Correct mutations were confirmed by PCR using locus-specific primers. The recombination efficiencies of the different recombinogenic DNA fragments were evaluated based on the proportion of colonies with correct PCR identification. Finally, the accuracy rate of the genetic modifications was further verified by Sanger sequencing.
Immunodetection assays were carried out as previously described (Uzzau et al., 2001). Briefly, strains carrying 3 × FLAG fusion-tagged genes were grown in LB medium to early stationary phase. After centrifugation (10,000 × g, 5 min), bacterial pellets from 1 ml culture were resuspended in 100 μl phosphate-buffered saline and mixed with protein loading buffer before boiling for 10 min and then place on ice.
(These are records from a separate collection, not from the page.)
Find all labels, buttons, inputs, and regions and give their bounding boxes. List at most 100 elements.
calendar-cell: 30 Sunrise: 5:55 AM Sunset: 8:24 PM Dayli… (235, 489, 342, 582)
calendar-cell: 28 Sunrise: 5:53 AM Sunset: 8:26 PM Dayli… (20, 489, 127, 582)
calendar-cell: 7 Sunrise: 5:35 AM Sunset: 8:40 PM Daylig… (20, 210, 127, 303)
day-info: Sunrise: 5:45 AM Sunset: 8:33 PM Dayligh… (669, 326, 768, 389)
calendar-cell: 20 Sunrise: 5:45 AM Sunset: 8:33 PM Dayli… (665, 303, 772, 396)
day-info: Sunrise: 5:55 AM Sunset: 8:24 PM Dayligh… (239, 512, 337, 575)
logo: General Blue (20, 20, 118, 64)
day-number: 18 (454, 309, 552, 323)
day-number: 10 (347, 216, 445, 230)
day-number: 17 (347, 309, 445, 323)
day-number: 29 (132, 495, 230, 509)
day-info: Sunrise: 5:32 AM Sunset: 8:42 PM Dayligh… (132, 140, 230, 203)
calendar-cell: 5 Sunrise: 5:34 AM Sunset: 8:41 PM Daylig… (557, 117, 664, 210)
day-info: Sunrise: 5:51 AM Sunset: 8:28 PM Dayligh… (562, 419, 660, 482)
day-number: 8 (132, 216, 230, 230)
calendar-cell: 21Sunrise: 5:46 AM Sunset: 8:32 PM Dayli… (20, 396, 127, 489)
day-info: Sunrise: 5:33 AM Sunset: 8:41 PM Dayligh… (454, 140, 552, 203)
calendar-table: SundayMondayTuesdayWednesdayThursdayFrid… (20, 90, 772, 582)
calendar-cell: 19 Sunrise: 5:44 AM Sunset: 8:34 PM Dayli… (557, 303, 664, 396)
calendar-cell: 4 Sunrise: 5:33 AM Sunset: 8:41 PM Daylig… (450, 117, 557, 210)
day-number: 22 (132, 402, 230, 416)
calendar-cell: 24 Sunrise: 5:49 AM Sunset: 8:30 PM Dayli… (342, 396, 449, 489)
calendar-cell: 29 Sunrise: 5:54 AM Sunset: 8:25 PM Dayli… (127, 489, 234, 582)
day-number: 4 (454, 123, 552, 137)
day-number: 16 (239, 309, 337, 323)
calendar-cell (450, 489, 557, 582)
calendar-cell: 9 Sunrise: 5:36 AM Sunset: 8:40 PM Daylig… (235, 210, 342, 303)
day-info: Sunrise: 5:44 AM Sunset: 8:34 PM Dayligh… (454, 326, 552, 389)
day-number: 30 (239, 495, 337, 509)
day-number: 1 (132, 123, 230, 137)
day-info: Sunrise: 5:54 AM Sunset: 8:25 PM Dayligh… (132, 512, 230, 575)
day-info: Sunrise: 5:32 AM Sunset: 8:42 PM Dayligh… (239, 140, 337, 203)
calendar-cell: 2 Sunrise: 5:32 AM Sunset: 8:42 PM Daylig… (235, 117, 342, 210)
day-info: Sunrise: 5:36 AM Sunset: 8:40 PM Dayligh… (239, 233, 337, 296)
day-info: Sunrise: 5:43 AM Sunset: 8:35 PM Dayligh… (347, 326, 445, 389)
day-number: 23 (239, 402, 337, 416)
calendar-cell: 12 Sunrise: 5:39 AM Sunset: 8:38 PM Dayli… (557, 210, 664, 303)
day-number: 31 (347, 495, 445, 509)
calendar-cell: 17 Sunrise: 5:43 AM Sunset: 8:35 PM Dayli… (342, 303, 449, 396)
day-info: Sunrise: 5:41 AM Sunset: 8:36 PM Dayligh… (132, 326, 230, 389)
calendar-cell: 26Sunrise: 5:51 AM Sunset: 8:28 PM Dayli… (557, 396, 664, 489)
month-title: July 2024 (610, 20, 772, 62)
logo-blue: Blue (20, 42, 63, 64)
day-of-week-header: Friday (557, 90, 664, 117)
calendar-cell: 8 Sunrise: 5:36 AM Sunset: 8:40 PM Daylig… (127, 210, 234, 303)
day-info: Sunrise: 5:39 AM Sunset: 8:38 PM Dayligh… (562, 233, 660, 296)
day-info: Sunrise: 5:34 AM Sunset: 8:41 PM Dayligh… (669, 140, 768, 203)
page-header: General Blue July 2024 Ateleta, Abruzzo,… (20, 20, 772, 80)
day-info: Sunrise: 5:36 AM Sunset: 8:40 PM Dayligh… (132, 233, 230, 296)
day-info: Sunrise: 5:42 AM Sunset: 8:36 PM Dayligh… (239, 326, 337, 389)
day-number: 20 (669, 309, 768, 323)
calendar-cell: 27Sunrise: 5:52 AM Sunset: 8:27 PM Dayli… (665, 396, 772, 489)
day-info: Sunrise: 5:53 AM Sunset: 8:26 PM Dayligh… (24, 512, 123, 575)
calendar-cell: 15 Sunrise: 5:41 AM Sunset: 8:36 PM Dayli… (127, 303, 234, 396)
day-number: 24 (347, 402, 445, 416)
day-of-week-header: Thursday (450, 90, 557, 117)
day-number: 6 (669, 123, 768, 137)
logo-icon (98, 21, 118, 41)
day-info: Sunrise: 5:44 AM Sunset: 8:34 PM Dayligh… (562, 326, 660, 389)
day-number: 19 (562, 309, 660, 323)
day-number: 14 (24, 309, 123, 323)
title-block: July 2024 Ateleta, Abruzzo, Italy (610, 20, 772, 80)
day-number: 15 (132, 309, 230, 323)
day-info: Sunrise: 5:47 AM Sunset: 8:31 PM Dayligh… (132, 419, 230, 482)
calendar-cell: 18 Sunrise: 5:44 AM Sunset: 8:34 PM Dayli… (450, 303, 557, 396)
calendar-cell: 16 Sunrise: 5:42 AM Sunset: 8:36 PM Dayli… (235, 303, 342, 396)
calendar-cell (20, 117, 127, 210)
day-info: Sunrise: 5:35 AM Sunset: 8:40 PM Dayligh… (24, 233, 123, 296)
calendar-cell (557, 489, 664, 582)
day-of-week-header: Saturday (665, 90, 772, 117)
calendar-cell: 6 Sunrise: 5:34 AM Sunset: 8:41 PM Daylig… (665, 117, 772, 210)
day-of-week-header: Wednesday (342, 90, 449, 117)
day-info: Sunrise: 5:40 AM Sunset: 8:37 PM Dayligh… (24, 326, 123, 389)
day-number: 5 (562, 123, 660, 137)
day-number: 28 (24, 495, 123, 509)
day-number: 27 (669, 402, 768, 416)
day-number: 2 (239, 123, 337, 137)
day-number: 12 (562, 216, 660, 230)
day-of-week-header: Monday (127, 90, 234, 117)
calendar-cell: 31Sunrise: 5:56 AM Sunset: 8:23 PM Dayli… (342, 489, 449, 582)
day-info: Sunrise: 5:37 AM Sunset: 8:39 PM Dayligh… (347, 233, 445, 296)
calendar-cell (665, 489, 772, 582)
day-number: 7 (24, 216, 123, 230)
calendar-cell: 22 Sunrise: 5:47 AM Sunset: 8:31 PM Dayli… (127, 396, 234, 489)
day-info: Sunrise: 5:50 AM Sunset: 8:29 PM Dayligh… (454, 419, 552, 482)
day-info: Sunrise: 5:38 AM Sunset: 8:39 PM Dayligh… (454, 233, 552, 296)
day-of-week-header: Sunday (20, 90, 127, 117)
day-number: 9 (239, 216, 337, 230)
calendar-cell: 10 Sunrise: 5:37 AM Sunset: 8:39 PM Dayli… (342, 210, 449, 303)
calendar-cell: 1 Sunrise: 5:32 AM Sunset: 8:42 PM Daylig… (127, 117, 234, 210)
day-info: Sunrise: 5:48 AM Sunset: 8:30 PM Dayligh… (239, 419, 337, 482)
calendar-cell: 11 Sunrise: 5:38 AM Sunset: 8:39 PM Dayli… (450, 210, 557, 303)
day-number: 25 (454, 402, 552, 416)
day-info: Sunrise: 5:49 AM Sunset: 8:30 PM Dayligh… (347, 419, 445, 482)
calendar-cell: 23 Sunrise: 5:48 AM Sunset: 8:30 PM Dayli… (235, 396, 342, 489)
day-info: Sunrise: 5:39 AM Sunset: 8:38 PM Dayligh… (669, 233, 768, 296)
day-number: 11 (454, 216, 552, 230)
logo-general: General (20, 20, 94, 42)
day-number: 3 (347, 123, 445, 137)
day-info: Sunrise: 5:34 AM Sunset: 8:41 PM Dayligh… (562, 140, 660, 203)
The resulting lysates were resolved by 15% sodium dodecyl sulfate-polyacrylamide gel electrophoresis, transferred to polyvinylidene fluoride membranes, blocked with Tris-buffered saline (pH 8.0) and 3% skim milk. (v/v), were tested with anti-FLAG M2. monoclonal antibodies (mAb) (1:1,000) (Sigma), and then incubated with a goat anti-rabbit IgG (whole molecule) horseradish peroxidase (HRP) conjugate (1:4,000). FLAG-tagged proteins were visualized using enhanced chemiluminescence.
Drug Susceptibility Assay
Minimum inhibitory concentrations (MICs) of selected antibiotics against all strains were determined using the two-broth microdilution method according to the Clinical and Laboratory Standards Institute guidelines (Clinical and Laboratory Standards Institute, 2008, 2012 ). The MICs of amikacin (AMK) and cefuroxime (CMX) were determined independently at least three times.